VT, which said in January it would exit its shipbuilding business nearly 150 years after launching its first boat on the river Thames, said underlying pretax profit rose to 86.6 million pounds in the year to end-March.
The consensus profit forecast was 78 million pounds.
The dividend was raised 10 percent to 14.4 pence.
“VT have delivered a strong set of results ahead of expectations, backed with strong cash generation and a dividend marginally ahead of our forecasts,” Panmure analyst Mike Allen said in a note.
VT shares, which hit a 40-month low at 412.75 pence on Monday, were up 4.7 percent at 470.75 pence by 9:20 a.m., valuing the business at 842 million pounds.

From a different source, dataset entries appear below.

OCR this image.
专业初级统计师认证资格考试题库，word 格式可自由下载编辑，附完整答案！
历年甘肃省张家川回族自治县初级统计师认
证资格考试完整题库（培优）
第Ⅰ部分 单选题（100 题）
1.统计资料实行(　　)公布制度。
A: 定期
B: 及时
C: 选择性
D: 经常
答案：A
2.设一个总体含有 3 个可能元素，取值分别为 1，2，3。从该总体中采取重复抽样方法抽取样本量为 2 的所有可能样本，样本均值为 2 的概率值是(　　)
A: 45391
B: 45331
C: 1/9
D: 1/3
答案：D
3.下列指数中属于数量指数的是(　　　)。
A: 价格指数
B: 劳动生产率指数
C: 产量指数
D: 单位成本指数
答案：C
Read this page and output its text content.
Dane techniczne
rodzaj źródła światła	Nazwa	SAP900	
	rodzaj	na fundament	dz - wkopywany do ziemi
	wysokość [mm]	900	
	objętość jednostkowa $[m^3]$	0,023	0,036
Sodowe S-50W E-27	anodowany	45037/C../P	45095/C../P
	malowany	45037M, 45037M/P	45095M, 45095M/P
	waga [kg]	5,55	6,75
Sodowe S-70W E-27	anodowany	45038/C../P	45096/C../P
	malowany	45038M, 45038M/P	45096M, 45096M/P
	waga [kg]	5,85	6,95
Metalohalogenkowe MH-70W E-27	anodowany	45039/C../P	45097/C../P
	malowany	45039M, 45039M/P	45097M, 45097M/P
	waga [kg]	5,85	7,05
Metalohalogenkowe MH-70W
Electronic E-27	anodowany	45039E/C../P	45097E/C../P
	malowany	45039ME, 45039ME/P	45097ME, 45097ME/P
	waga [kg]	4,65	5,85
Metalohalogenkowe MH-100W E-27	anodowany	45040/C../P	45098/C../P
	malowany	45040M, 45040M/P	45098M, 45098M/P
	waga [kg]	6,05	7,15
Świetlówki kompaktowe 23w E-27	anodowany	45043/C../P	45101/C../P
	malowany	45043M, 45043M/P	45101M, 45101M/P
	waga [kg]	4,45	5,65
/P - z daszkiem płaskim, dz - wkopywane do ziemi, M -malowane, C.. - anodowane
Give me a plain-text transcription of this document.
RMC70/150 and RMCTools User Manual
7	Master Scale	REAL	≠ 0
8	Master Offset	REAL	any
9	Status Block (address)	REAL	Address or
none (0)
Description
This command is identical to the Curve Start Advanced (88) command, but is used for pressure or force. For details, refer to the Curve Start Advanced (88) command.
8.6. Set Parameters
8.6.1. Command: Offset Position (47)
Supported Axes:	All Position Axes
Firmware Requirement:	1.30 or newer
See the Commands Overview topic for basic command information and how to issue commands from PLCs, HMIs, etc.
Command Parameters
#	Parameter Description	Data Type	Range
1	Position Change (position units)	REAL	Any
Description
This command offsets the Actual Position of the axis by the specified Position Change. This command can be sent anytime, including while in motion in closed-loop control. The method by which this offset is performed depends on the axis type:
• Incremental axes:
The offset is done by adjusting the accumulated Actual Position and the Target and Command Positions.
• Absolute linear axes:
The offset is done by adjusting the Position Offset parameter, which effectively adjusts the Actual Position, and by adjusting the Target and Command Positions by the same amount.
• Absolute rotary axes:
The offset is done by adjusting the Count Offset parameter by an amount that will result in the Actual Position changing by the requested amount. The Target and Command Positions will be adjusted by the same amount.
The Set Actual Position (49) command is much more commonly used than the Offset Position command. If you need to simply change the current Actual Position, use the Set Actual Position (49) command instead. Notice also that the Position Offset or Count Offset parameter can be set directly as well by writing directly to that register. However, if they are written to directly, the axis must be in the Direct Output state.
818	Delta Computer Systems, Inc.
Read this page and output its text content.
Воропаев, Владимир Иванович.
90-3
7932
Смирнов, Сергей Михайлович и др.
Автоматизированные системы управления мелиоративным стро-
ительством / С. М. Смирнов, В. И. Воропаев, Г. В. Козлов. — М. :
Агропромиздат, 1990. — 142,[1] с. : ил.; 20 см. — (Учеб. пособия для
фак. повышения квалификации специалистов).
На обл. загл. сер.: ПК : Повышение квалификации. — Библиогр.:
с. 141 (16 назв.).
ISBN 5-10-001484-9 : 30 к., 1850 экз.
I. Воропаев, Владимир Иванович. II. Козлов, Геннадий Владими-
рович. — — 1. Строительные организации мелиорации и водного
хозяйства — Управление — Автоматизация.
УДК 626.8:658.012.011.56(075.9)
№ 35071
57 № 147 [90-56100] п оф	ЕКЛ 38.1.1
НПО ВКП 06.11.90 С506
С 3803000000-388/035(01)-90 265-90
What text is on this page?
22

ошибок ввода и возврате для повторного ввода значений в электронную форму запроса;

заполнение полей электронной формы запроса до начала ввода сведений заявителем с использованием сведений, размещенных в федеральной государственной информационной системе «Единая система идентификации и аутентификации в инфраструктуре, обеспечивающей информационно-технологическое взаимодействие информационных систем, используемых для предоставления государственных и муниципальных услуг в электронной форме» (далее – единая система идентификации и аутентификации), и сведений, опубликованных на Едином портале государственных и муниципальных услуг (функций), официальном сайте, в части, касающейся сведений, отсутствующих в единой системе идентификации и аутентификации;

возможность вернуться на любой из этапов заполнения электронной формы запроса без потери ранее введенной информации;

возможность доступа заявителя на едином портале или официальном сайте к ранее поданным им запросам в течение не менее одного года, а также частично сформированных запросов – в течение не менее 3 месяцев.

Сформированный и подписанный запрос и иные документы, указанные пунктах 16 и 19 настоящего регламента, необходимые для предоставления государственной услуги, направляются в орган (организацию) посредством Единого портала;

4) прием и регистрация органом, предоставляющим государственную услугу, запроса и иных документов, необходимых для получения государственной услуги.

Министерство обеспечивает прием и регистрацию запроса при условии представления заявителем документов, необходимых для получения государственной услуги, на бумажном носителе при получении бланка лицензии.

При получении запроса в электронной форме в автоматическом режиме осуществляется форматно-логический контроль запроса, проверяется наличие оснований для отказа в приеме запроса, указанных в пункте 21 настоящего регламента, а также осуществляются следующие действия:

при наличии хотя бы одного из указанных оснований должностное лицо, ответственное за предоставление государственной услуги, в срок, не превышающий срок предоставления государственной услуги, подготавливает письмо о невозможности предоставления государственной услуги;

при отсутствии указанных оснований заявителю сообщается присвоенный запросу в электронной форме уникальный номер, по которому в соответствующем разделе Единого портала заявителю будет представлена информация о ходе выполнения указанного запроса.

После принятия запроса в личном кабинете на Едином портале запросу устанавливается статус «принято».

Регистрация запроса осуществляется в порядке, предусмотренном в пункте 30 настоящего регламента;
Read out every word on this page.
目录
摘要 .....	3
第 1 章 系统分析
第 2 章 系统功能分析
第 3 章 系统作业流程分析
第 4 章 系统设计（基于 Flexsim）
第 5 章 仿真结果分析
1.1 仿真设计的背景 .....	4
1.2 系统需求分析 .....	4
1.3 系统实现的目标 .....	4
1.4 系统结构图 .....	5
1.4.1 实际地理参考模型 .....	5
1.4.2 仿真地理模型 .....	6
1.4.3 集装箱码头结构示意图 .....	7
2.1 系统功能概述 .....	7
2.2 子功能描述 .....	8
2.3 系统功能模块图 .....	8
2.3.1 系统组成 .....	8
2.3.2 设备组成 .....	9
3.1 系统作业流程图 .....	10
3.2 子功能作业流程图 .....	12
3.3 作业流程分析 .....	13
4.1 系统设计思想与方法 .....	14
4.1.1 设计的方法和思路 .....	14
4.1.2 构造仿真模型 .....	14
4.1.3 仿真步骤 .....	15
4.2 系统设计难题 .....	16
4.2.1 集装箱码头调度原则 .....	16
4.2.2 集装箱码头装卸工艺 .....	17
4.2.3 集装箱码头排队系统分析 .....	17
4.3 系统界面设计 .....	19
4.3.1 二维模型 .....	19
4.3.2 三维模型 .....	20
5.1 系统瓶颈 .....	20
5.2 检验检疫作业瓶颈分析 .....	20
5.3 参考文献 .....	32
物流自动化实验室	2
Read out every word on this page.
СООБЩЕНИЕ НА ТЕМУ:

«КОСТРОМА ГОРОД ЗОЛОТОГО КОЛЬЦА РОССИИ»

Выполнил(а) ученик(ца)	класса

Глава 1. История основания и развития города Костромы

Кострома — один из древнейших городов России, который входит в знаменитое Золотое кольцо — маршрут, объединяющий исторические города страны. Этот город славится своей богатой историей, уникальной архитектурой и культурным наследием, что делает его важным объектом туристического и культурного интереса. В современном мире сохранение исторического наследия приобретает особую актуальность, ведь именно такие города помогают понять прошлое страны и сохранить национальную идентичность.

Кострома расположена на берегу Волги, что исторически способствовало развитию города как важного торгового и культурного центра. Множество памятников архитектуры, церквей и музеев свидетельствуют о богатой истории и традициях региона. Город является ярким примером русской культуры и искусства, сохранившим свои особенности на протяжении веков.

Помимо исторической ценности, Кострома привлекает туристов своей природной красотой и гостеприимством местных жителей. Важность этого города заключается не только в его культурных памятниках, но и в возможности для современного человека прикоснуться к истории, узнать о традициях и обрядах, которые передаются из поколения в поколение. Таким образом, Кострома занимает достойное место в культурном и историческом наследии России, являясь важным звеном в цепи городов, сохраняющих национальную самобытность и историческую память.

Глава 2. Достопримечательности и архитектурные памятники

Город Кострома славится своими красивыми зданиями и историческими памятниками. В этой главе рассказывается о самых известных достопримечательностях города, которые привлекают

Chief executive Paul Lester said he still wanted to use cash from the shipbuilding divestment for an acquisition spree once the deal completes in the autumn.
VT, which had an option, agreed to sell the division to BAE Systems (BAES.L) for 380 million pounds.
“In the latter half of this year and into next there should be opportunities to buy good businesses at decent prices,” Lester said.
He said VT was confident it would continue to win orders from the defence departments of both Britain and the United States despite current budget constraints.
“The U.S. and UK will be under pressure to outsource to get costs down,” he said. VT currently has both training and military equipment upgrade contracts.